Facebook is taking over the Internet, this story goes. Facebook now has ~800 million global users, half of whom log in every day. Facebook now accounts for something like a third of all pageviews in the U.S. Google is miles behind in social, despite the huge numbers for Google +. Facebook consumes an astonishing percentage of time spent online.

And so on.

And most importantly for the Facebook-is-killing-Google meme:

Facebook (and Twitter) are now the means by which many people share content online.

And all of that is true.

But none of it means that Facebook is killing Google.

To get a quick reality check on whether Facebook is killing Google, all you need to do is glance at these two numbers:

$40 Billion
$4 Billion

What are those two numbers?

Those are the approximate revenue numbers for 2011 for Google and Facebook respectively.

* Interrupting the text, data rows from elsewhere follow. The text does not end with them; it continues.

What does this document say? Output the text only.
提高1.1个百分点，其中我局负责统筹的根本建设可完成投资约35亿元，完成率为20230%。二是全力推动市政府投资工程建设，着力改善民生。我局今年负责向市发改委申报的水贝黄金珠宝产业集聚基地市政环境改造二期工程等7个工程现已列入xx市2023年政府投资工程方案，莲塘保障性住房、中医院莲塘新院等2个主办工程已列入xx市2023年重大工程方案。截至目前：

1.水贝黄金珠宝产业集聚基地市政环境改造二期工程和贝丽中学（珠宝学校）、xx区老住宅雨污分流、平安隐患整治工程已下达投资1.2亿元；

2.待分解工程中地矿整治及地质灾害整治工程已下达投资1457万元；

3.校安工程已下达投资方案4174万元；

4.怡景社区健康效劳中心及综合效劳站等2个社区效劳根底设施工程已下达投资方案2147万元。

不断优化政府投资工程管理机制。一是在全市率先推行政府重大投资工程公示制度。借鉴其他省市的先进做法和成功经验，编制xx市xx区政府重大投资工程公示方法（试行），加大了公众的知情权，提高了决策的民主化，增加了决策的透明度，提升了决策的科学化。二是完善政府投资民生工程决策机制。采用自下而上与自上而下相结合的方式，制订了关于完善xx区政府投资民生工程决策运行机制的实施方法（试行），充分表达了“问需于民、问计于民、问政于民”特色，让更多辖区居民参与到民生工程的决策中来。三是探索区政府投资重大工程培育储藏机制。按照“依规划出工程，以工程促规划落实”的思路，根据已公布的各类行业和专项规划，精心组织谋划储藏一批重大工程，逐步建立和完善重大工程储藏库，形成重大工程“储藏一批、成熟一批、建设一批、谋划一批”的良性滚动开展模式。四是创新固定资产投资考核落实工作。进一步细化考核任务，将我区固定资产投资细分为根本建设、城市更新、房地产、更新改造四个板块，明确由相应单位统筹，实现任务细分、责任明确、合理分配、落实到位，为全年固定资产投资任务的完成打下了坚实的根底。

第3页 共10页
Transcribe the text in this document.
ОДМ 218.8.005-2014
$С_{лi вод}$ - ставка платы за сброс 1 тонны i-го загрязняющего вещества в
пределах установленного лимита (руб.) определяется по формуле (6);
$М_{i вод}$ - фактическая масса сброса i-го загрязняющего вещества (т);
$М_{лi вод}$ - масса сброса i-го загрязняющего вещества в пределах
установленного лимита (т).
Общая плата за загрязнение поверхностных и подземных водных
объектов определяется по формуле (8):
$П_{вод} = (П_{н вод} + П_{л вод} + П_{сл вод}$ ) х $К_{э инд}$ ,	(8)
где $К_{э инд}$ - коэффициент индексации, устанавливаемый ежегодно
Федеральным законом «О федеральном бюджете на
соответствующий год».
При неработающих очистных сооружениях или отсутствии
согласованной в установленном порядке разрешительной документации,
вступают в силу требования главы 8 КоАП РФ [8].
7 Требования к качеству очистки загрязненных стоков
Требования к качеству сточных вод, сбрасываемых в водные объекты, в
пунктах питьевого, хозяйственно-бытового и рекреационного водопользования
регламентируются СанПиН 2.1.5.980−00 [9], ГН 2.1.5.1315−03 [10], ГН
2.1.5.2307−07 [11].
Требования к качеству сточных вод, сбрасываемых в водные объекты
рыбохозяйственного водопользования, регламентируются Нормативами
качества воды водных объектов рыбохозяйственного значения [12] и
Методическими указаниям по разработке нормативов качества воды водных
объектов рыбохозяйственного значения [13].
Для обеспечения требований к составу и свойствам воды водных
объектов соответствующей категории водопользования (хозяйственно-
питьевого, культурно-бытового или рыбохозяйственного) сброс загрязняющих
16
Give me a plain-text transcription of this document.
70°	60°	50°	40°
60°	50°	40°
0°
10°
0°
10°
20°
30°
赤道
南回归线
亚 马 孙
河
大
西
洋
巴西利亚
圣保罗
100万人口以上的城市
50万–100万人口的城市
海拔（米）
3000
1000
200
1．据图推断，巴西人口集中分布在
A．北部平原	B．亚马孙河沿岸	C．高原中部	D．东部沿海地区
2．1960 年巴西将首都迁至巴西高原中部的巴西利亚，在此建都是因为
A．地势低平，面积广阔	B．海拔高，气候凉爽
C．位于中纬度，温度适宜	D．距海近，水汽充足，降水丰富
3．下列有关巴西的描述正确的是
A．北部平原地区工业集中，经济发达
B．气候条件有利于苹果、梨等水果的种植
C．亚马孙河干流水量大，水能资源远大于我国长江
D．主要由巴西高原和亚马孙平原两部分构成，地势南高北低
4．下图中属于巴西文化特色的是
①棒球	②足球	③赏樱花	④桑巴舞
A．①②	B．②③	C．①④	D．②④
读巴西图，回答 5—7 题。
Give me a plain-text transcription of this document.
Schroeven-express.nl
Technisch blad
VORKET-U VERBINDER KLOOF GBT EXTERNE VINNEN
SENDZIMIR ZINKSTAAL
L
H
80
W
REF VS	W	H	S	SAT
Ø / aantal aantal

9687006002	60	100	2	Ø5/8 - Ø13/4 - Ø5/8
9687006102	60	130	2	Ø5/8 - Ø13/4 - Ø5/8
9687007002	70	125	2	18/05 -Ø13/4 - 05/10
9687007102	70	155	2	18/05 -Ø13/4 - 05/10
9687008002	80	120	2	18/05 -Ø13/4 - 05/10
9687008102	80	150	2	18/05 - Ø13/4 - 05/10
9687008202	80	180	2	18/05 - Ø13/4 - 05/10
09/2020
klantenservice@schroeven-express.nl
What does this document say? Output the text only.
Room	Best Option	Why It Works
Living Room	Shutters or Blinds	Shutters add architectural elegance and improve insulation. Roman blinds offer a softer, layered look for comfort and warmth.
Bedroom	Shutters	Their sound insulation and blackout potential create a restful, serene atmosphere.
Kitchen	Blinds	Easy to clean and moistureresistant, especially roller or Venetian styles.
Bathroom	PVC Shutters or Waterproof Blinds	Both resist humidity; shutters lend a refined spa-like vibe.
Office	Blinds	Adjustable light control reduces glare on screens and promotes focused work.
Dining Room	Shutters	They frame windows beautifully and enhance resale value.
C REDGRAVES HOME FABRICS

Google’s 2011 revenue will be about $40 billion, Facebook’s will be about $4 billion. Google, in other words, is 10-times Facebook’s size.

But, but, but, you say…

Google is still 10-times Facebook’s size because Facebook is just in the early stages of generating revenue. When Facebook gets its revenue engines really cranking, it will blow past Google in no time.

No, it won’t. Not unless it figures out a way to insert itself between consumers who want to buy specific products and companies that make and sell those specific products, the way Google has.

If Facebook builds a products and services search engine, for example, and somehow captures a huge amount of Google’s global search share then, yes, Facebook will in fact be “killing” Google.

Until then, all the “time spent” and “pageviews” and “users” metrics are pretty much irrelevant.

Why?

Because as the current revenue levels for both companies are demonstrating, search is a vastly better advertising product than social networking.

Vastly better.

So much better, in fact, that, when it comes to head-to-head business competition, the two companies aren’t yet even in the same league.

And why is search such a better business than social networking?

Because search is the best advertising product in the history of the world.

Social networking, meanwhile, is a relatively lousy advertising product (relatively).